At almost 26/1, Cap Ferrat gave trainer Francis Lui a second Derby, top Australian jockey Craig Williams flew in for his first and, for the first time since Top Gain in 1978, the race was taken by a horse which had never previously won a race anywhere.
Cap Ferrat had G1 placings in his 3yo career in Australia with Chris Waller, but not so much as a minor win before landing one of the richest Derby events on earth at $USD 3.345 million total prizemoney.
The gelding had only run 3 times in Hong Kong and was fresh, keen and short of fitness in his lead-up in the Classic Cup, finishing ninth under Williams, who had been approached to ride Cap Ferrat after Vincent Ho was injured in a fall in February.
Williams had ridden the horse in Australia and told Lui after the Classic Cup the horse would need plenty of work to have him fully fit for a Derby but a fitter, kinder Cap Ferrat appeared on Sunday and scrambled the win, after Williams used gate 2 to take all the short cuts then fend off a booming finish late from My Wish.

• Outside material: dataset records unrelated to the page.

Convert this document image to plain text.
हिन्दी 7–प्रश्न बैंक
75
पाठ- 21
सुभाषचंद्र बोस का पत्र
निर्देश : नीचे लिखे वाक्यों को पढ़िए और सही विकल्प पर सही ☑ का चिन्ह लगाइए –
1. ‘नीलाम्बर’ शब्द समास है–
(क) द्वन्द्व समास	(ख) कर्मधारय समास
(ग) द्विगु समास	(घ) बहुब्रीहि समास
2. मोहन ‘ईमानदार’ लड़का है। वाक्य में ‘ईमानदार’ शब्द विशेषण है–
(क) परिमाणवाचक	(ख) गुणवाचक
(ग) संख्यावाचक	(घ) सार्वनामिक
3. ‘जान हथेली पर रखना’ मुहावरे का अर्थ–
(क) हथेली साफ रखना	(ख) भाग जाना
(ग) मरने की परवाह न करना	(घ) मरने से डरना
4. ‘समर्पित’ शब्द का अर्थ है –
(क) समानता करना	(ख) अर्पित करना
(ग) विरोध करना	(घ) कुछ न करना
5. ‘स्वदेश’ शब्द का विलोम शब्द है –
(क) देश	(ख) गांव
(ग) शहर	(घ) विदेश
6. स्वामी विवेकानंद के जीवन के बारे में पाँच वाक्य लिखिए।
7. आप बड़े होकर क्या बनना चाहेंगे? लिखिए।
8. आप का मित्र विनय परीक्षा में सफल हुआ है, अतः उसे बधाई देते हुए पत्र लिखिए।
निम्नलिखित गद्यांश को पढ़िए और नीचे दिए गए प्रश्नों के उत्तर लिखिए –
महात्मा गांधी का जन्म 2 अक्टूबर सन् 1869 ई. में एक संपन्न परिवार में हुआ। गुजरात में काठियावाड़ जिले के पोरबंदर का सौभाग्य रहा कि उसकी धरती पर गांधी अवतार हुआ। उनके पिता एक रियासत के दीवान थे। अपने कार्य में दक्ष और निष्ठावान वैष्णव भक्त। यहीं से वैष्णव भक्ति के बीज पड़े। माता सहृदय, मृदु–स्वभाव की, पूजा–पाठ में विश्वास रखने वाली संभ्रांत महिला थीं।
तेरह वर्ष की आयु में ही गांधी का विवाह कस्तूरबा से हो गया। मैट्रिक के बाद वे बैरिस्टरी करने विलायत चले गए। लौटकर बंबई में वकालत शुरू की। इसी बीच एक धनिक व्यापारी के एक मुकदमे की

The winner's 88 rating on our scale puts him amongst the lower bracket of Derby wins, supporting a generally held view pre-race that it was not a vintage crop, with a very slow mid-race section making it difficult for horses running on, adding merit to the runner-up's effort. My Wish produced the fastest final 400m in any 2000m race at Sha Tin in the last 15 years to run to his usual 92 peak rating, beaten by gate 14, and he was the best of the 4yo series, winning one leg and second in the other two. The slow pace brought a few undone, including favourite Rubylot who overraced and didn't finish the race off.